I’ve seen a few people recently write posts about why they are wearing make-up and so I thought I would join in the trend.
I’ve always been a bit of a latecomer when it comes to things like that. It wasn’t until I was in my 20’s that I even became remotely interested in make-up and then it wasn’t anything to do with wanting to impress people. Instead, I just started playing around and found I was having fun with it. Of course, I was awful. Colours too bold, things not blended properly and I still to this day can’t apply eyeliner. But I was enjoying myself so much it went from there.
Now, I think I know my style. I say think because you never know what is around the corner. I’m definitely a neutral girl, wearing soft nudes/greys when it comes to eyeshadow and using The Body Shop’s Shimmer Waves instead of blusher. I have a pale complexion so I’m terrified of getting something too strong and looking like an idiot.
I’m not the type of girl who won’t go out without her “face” on. But over the last year and a bit, I have had the misfortune of being ill. It has been one thing after the other and things aren’t clearing up and another problem has landed on top of it. I don’t sleep well at the best of times and all this added onto the final year of university means it is showing.
So make-up for me is confidence. It’s about putting some colour back in my cheeks and concealing the bags under my eyes. It’s about taking that little bit of extra time to pull myself together, to be able to look in the mirror and not instantly think “oh my god,” at the reflection looking back at me. I find for days that I want to get lots of work done, taking that time to get myself made up in the morning helps me prepare – I feel like I’m ready to face the day just as putting on slightly nicer clothes can make you feel better about yourself.

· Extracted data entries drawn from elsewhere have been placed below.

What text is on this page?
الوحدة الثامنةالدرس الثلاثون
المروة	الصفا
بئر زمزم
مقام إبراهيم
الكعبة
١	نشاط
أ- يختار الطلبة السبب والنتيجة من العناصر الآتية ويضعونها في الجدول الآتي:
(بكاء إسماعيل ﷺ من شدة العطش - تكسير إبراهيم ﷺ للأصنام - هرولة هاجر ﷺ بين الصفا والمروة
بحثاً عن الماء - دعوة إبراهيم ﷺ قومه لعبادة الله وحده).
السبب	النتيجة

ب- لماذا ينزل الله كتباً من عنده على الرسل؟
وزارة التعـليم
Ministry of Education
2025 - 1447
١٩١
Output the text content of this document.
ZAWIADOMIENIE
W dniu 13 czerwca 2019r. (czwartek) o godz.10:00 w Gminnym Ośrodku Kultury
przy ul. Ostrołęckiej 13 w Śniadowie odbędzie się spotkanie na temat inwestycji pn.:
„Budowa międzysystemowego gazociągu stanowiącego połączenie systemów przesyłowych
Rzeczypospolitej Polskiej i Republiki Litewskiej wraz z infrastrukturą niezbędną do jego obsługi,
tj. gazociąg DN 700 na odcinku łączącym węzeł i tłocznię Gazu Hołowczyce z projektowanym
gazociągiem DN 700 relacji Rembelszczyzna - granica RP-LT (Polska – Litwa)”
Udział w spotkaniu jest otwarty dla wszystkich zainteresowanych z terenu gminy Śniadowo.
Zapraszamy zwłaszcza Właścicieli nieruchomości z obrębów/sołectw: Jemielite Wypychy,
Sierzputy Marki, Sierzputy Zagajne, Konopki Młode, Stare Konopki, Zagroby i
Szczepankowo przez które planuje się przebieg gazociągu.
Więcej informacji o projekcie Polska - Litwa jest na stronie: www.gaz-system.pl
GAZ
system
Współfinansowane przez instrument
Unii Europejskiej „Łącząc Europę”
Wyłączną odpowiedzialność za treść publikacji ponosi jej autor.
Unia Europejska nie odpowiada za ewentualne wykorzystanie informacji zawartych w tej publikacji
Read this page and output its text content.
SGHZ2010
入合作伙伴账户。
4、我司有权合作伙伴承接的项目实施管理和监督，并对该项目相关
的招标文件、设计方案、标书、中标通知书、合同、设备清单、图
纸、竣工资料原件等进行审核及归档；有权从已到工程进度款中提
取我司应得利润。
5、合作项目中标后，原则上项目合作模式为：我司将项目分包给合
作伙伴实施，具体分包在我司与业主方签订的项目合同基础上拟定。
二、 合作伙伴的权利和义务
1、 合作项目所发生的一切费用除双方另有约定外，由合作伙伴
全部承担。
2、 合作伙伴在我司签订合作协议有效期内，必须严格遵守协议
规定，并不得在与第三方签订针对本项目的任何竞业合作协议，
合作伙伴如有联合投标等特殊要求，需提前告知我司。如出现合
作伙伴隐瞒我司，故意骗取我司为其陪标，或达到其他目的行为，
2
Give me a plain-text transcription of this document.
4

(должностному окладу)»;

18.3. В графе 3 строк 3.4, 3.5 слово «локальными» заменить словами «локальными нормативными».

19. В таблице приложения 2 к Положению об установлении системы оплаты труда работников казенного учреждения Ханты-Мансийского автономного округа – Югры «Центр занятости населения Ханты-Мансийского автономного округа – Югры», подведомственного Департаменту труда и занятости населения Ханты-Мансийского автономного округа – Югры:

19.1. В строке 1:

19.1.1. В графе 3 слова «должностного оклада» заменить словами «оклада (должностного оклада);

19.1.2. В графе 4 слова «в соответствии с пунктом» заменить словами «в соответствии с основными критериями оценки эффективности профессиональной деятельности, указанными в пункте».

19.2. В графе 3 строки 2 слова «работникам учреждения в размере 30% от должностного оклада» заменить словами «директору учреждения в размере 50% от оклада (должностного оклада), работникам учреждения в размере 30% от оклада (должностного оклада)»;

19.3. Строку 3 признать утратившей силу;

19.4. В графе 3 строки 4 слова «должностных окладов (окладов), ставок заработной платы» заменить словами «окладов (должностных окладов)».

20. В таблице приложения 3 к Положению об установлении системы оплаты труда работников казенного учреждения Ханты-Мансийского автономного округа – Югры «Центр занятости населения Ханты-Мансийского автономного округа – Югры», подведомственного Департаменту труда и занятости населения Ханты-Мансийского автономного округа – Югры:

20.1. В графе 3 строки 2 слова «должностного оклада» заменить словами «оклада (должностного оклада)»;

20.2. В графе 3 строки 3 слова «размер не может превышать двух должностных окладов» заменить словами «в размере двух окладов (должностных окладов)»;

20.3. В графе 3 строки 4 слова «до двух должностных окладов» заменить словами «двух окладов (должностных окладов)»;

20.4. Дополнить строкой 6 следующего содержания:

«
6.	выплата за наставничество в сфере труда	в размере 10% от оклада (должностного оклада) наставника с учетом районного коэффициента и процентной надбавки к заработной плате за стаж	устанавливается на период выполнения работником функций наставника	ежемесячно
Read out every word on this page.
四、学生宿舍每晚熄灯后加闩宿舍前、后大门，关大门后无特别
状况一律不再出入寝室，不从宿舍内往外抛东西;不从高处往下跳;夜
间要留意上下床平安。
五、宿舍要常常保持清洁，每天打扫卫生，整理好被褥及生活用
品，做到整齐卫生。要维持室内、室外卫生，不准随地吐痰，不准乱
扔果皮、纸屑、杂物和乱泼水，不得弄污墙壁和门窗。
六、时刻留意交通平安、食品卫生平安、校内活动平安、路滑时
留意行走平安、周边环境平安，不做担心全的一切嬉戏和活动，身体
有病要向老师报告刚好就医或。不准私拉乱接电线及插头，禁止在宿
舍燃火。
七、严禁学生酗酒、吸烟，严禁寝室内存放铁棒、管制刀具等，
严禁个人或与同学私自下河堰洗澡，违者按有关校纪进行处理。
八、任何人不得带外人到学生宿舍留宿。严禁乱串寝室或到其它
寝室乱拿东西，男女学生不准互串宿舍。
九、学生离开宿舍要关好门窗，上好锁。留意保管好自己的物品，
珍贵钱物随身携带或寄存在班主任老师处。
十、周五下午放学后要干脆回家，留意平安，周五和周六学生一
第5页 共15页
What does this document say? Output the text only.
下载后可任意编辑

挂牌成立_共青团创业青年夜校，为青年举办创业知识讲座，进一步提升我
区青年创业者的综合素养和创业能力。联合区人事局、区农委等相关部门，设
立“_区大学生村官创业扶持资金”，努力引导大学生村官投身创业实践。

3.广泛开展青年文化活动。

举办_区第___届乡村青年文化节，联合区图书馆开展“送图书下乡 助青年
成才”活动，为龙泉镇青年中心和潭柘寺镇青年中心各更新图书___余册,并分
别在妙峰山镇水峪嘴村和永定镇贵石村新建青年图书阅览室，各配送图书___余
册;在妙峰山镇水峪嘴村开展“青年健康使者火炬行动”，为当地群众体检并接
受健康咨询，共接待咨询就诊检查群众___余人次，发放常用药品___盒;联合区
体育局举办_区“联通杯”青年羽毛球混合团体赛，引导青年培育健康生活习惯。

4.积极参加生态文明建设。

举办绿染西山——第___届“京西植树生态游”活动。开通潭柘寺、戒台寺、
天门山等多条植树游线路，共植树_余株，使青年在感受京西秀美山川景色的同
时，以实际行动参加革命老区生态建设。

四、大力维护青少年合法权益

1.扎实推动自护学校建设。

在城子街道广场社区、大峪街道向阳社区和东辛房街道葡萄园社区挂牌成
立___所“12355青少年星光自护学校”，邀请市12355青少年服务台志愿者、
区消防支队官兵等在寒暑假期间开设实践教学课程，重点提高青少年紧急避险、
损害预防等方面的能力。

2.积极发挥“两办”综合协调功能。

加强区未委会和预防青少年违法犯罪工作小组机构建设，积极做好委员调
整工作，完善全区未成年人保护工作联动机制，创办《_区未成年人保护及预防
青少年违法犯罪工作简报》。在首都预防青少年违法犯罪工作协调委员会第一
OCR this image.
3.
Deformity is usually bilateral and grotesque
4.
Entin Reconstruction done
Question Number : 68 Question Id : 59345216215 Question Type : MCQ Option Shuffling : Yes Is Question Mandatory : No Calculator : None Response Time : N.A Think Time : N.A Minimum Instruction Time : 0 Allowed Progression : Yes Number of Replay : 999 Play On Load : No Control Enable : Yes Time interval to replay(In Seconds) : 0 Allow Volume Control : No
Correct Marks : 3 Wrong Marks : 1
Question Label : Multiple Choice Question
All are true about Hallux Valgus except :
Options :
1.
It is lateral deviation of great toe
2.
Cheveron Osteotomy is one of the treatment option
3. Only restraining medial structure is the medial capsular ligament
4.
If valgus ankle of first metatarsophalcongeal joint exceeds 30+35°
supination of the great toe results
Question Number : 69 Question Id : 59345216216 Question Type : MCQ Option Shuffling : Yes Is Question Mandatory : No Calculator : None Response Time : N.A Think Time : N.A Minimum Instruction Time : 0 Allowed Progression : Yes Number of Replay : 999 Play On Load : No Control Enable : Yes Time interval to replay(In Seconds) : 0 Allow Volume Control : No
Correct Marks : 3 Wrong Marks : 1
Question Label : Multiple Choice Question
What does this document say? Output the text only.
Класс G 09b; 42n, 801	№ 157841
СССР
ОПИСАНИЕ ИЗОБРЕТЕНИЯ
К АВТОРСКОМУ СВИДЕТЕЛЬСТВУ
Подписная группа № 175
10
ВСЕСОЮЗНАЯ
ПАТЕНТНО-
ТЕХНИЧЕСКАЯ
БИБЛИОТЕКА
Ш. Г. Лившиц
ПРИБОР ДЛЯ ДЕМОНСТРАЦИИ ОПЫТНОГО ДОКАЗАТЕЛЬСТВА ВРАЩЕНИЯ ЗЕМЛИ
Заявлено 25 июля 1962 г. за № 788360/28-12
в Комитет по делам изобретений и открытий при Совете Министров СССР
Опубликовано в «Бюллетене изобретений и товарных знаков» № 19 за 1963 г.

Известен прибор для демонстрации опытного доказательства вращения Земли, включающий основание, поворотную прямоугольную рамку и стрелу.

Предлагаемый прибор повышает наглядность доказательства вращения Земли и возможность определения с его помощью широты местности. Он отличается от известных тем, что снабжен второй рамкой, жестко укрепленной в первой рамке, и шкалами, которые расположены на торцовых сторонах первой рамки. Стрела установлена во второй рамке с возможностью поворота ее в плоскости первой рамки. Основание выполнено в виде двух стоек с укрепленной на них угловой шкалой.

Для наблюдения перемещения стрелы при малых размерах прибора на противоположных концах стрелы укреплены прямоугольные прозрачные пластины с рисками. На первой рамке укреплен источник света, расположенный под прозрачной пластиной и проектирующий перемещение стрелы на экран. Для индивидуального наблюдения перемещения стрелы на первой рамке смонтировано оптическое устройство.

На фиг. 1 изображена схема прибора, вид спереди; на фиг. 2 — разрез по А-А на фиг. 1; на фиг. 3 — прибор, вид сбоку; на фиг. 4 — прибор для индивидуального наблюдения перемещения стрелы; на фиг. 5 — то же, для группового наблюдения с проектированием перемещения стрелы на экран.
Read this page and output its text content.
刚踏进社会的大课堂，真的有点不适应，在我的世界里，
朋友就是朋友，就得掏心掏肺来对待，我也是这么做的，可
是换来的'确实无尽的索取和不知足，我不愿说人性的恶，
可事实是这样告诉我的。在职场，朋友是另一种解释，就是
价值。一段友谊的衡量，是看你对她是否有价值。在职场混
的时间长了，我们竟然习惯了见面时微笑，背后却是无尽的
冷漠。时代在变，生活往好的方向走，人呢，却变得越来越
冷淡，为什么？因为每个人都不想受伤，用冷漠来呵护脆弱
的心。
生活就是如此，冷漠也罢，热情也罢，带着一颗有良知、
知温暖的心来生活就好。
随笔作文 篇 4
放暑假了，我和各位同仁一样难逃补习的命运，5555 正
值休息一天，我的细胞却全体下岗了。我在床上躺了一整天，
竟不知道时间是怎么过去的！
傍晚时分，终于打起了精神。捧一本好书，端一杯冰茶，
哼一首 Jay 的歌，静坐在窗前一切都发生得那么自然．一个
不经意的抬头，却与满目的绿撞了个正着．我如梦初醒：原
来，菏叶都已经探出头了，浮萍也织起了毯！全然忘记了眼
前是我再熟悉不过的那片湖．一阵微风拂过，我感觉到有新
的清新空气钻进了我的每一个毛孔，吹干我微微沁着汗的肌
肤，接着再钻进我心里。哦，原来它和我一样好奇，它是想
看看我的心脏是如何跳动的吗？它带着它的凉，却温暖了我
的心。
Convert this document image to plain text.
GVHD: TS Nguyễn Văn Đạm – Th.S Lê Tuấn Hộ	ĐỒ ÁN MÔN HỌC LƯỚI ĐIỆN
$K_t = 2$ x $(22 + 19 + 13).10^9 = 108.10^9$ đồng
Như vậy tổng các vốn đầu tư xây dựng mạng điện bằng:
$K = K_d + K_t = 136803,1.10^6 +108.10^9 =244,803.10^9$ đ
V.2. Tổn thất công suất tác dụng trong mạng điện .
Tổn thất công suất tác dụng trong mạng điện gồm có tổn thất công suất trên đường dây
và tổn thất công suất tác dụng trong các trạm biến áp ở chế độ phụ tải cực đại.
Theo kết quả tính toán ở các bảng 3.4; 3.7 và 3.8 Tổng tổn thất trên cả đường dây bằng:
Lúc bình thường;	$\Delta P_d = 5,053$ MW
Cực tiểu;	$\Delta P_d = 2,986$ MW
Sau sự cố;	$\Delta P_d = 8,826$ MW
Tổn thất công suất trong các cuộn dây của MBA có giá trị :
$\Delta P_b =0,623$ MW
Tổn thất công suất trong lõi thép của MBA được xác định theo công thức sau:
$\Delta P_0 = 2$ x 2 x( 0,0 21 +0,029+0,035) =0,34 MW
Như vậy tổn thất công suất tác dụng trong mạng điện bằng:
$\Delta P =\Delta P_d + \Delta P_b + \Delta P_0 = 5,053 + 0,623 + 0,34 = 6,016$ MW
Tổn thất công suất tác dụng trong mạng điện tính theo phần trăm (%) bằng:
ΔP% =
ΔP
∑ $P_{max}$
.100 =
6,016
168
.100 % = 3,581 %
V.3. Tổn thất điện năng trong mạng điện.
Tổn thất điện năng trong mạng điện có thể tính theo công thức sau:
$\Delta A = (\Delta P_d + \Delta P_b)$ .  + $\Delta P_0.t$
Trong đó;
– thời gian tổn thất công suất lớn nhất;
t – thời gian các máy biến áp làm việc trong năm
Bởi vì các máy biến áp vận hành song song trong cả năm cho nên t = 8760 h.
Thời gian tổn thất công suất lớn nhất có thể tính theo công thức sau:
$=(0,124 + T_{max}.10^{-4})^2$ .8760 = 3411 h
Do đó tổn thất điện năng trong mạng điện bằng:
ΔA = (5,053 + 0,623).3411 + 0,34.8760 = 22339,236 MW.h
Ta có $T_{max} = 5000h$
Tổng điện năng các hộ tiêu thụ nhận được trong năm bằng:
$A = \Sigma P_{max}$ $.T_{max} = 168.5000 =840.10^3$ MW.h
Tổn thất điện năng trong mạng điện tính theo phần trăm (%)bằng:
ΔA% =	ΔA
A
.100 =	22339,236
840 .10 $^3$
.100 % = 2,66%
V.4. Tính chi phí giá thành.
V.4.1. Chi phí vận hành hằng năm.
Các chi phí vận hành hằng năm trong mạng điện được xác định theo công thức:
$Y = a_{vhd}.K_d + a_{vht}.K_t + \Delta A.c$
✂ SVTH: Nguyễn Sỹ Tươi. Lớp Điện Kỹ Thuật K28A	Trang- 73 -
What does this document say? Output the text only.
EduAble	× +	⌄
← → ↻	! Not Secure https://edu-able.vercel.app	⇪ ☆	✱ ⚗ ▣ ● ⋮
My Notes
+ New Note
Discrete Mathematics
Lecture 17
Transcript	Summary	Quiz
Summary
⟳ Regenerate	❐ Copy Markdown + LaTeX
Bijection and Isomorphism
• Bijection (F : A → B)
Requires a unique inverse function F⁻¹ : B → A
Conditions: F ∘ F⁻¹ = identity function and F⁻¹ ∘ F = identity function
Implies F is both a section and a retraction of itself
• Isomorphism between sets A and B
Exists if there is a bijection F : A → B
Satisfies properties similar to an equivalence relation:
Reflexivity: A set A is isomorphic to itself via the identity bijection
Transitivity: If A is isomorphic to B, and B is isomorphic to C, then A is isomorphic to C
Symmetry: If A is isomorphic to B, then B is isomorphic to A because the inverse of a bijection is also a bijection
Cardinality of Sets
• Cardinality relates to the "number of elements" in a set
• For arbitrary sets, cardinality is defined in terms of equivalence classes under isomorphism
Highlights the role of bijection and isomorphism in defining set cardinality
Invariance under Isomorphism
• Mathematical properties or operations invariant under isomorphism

Make-up is my way of facing the world when I feel like the world has been fighting back for too long. It stops people from knowing that I’m ill and it makes me feel like I can walk out there knowing I look okay.
But at the end of the day, it is something I enjoy doing. I only do it for me, no one else. I’m not trying to live up to any stereotype and I’m certainly not trying to draw attention to myself. It’s just my way of saying that I’m facing each day head on and it doesn’t matter what the world is going to throw at me, my mask is going to be in place and I’m going to hold my head high and throw myself back.
Maybe that is going a bit extreme, who knows. But while I feel even the slightest bit like that, I will continue using make-up.